Financial Times FT.com

Hex on the Citi

Published: November 20 2008 15:16 | Last updated: November 20 2008 19:03

One person has full confidence in Citigroup. Unfortunately, many many more do not. Investors on Thursday brushed aside Prince Alwaleed bin Talal’s statement that his Kingdom Holding investment group intended to rebuild its stake in the beleaguered bank from 4 per cent to 5 per cent. Citi’s stock, down 80 per cent this year, dropped below $5 a share. The overall bill for Prince Alwaleed’s latest Citi purchase, perhaps only about $300m, has not stopped the market openly fretting about the bank’s solvency. An unprompted vote of support from Saudi Arabia for Vikram Pandit, chief executive, only heightened swirling concerns about Citi’s management, strategy and future earnings power.

Fundamentally, though, investors worry that Citi has inadequate capital to absorb mounting loan losses and writedowns to asset-backed securities in spite of its previous capital raisings. Commercial mortgage-backed security spreads, for example, have widened since the Treasury opted not to buy up troubled assets. Indices of credit default swaps imply a 20-point fall in prices for triple A-rated assets.

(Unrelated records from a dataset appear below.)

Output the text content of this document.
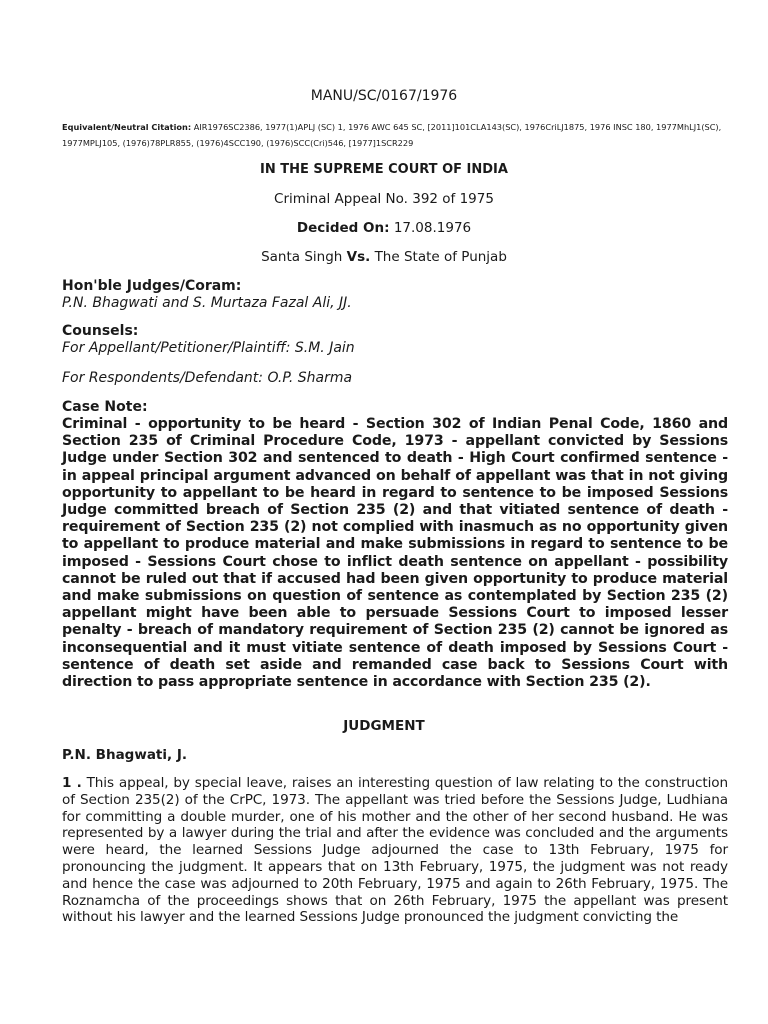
MANU/SC/0167/1976
Equivalent/Neutral Citation: AIR1976SC2386, 1977(1)APLJ (SC) 1, 1976 AWC 645 SC, [2011]101CLA143(SC), 1976CriLJ1875, 1976 INSC 180, 1977MhLJ1(SC), 1977MPLJ105, (1976)78PLR855, (1976)4SCC190, (1976)SCC(Cri)546, [1977]1SCR229
IN THE SUPREME COURT OF INDIA
Criminal Appeal No. 392 of 1975
Decided On: 17.08.1976
Santa Singh Vs. The State of Punjab
Hon'ble Judges/Coram:
P.N. Bhagwati and S. Murtaza Fazal Ali, JJ.
Counsels:
For Appellant/Petitioner/Plaintiff: S.M. Jain
For Respondents/Defendant: O.P. Sharma
Case Note:
Criminal - opportunity to be heard - Section 302 of Indian Penal Code, 1860 and Section 235 of Criminal Procedure Code, 1973 - appellant convicted by Sessions Judge under Section 302 and sentenced to death - High Court confirmed sentence - in appeal principal argument advanced on behalf of appellant was that in not giving opportunity to appellant to be heard in regard to sentence to be imposed Sessions Judge committed breach of Section 235 (2) and that vitiated sentence of death - requirement of Section 235 (2) not complied with inasmuch as no opportunity given to appellant to produce material and make submissions in regard to sentence to be imposed - Sessions Court chose to inflict death sentence on appellant - possibility cannot be ruled out that if accused had been given opportunity to produce material and make submissions on question of sentence as contemplated by Section 235 (2) appellant might have been able to persuade Sessions Court to imposed lesser penalty - breach of mandatory requirement of Section 235 (2) cannot be ignored as inconsequential and it must vitiate sentence of death imposed by Sessions Court - sentence of death set aside and remanded case back to Sessions Court with direction to pass appropriate sentence in accordance with Section 235 (2).
JUDGMENT
P.N. Bhagwati, J.
1 . This appeal, by special leave, raises an interesting question of law relating to the construction of Section 235(2) of the CrPC, 1973. The appellant was tried before the Sessions Judge, Ludhiana for committing a double murder, one of his mother and the other of her second husband. He was represented by a lawyer during the trial and after the evidence was concluded and the arguments were heard, the learned Sessions Judge adjourned the case to 13th February, 1975 for pronouncing the judgment. It appears that on 13th February, 1975, the judgment was not ready and hence the case was adjourned to 20th February, 1975 and again to 26th February, 1975. The Roznamcha of the proceedings shows that on 26th February, 1975 the appellant was present without his lawyer and the learned Sessions Judge pronounced the judgment convicting the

That has prompted fears of more writedowns to Citi’s $16.9bn commercial real estate trading book, marked at 86 cents on the dollar. The bank’s exposure represents about 17 per cent of tangible equity, estimates Sandler O’Neill, against single digits for JPMorgan Chase and Bank of America.

The big picture, though, is that the market is no longer interested in Citi’s protestations that the bank is in better shape than 11 months ago, with revenues stable, costs down and large exposures to risky assets reduced. Nor is there interest in Prince Alwaleed’s faith in universal banking. Investors, anticipating a move from regulators, are instead behaving as though Citi is cursed. It has tried all week to address the market’s fears. Now it is time to sit and wait. And perhaps to burn sage to remove the hex.